Britain's most senior Catholic cleric, Cardinal Vincent Nichols, says that an influx of immigrants is helping the UK to rediscover its Christian roots and revive religion in a "weary, western" culture. "Not only are new arrivals adding to fading congregation numbers, but they are encouraging the British born demographic to rediscover their faith, said the Cardinal."
The Cardinal believes rising immigration numbers, which have seen the UK's population grow at its fastest rate since records began, will serve to strengthen social cohesion because faith he says has the ability to bring people from different walks of life together.
"British values" not enough to maintain social cohesion
Cardinal Nichols argues that encouraging 'British values' - a key element of the Government's approach to tackling terrorism – is not enough to maintain social cohesion on its own. He said: "Society needs something more substantial than these 'values' we keep hearing of because our shared public culture is comparatively shallow."
Speaking ahead of the 'Proclaim 15' conference in Birmingham – taking place on July 11th and 12th, Cardinal Nichols said that although there's evidence of a decline in Christianity, Britain has been presented with an opportune moment to change that, as society begins to recognise a need for 'something more.'
Proclaim 15 is an initiative that has been launched to encourage, inspire and support new expressions of parish evangelism. Catholics from across the UK gather to hear key note speeches, utilise resources and learn of missionary events due to take place in the UK and worldwide. Cardinal Nichols hopes that this initiative will help to promote Christianity.
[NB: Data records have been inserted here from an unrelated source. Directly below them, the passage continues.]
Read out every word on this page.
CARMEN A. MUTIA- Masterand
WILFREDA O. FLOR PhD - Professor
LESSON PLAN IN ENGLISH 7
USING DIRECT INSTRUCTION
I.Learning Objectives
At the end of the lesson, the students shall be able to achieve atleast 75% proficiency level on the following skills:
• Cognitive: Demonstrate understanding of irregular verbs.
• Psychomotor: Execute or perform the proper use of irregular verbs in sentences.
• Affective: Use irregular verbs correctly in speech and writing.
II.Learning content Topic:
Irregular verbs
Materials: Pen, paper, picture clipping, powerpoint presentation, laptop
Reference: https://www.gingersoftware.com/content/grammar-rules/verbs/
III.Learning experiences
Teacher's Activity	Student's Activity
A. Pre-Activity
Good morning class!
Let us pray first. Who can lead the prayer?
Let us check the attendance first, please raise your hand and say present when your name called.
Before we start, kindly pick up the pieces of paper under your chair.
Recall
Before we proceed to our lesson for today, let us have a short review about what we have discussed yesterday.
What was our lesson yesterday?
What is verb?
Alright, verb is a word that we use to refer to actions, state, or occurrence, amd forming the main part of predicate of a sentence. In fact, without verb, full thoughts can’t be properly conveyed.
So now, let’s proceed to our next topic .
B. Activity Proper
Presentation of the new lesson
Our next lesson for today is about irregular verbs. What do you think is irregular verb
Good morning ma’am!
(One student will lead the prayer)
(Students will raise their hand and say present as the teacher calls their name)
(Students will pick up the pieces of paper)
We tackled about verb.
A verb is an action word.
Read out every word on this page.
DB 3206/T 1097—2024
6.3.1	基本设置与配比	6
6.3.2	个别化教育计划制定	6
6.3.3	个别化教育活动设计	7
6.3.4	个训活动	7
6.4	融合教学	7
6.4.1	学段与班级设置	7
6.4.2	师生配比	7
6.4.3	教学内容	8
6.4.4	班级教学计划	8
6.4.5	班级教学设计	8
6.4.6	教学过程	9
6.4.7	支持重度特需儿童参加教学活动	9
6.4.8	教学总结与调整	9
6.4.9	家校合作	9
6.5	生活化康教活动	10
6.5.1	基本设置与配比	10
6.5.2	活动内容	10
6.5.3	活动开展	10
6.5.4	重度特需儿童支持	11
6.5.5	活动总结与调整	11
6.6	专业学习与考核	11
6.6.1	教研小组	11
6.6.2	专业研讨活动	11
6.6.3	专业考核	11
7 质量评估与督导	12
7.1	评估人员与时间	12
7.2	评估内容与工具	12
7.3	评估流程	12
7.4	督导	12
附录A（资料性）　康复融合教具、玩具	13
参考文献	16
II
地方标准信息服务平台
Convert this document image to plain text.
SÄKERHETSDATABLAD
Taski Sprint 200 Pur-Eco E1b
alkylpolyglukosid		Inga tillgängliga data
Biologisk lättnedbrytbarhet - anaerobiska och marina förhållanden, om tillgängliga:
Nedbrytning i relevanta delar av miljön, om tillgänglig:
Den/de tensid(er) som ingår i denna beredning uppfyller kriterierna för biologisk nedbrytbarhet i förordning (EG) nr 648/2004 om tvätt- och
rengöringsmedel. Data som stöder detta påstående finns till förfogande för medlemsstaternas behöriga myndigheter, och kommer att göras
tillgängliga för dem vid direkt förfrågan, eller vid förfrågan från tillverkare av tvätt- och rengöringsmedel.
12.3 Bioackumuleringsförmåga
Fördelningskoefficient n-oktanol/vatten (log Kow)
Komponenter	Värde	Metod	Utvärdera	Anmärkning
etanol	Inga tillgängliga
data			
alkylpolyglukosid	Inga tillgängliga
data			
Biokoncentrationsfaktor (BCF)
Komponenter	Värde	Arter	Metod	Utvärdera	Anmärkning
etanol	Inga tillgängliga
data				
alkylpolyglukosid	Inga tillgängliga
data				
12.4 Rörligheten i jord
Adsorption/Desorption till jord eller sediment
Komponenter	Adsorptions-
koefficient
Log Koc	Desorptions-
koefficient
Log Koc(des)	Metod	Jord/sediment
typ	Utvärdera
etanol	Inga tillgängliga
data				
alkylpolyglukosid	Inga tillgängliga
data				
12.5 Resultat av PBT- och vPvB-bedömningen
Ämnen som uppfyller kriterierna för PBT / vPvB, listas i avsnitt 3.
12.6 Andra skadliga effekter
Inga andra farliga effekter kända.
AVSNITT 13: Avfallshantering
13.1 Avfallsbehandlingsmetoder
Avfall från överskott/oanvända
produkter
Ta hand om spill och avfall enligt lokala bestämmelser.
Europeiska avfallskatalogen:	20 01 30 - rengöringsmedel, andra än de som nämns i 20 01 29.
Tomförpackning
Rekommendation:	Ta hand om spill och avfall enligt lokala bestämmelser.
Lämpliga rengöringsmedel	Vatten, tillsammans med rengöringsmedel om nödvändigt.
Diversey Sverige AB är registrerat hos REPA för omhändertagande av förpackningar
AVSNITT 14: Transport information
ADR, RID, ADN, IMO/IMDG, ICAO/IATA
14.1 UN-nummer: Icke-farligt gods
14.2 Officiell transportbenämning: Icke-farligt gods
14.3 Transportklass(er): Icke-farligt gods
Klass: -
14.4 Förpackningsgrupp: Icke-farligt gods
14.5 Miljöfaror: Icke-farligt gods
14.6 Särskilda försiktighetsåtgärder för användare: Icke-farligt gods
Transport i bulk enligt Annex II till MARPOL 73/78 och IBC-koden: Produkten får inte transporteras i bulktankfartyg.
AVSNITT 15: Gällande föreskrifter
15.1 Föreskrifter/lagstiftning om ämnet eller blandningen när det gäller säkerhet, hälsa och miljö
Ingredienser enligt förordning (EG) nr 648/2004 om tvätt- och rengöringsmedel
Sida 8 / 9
2011 census and immigration of Christians
Britain's 2011 census revealed a decline, over a period of 10 years, of 4.1 million people in England and Wales who declared themselves to be Christian. However, this figure was boosted by the arrival of 1.2 million Christians from overseas, including African evangelicals and Polish Catholics.
The percentage of British-born people describing themselves as Christian dropped by 15% - equivalent to 5.3 million people – in the decade prior to the 2011 census.
Cardinal Nichols, is head of the Westminster diocese - a diocese includes all the parish churches in the area - has witnessed some of the highest levels of immigration in the UK said: "If you remove immigration from the equation, you are talking about a country that does not exist."
He added: "As a country, you can't just talk about 'native Britons' representing the Christian faith. We are a country of diversity, an island where people arrive from around the world bringing with them multiple talents and readiness. You can't exclude them, you have to realise the reality of Catholic life as it stands today."
Nichols argues that Christianity is vastly enriched by immigrants and that their 'energy for the faith' has a positive effect on a "weary, western secularised culture". He says that Western culture is given 'new hope, resilience and enthusiasm.'
"Society is tentatively realising that something more is needed than the sharing of shallow British values. Yes the values are good, but mainly to British people, not every immigrant will integrate based on British values, whereas faith digs deeper to establish a much more solid social cohesion," Nichols added.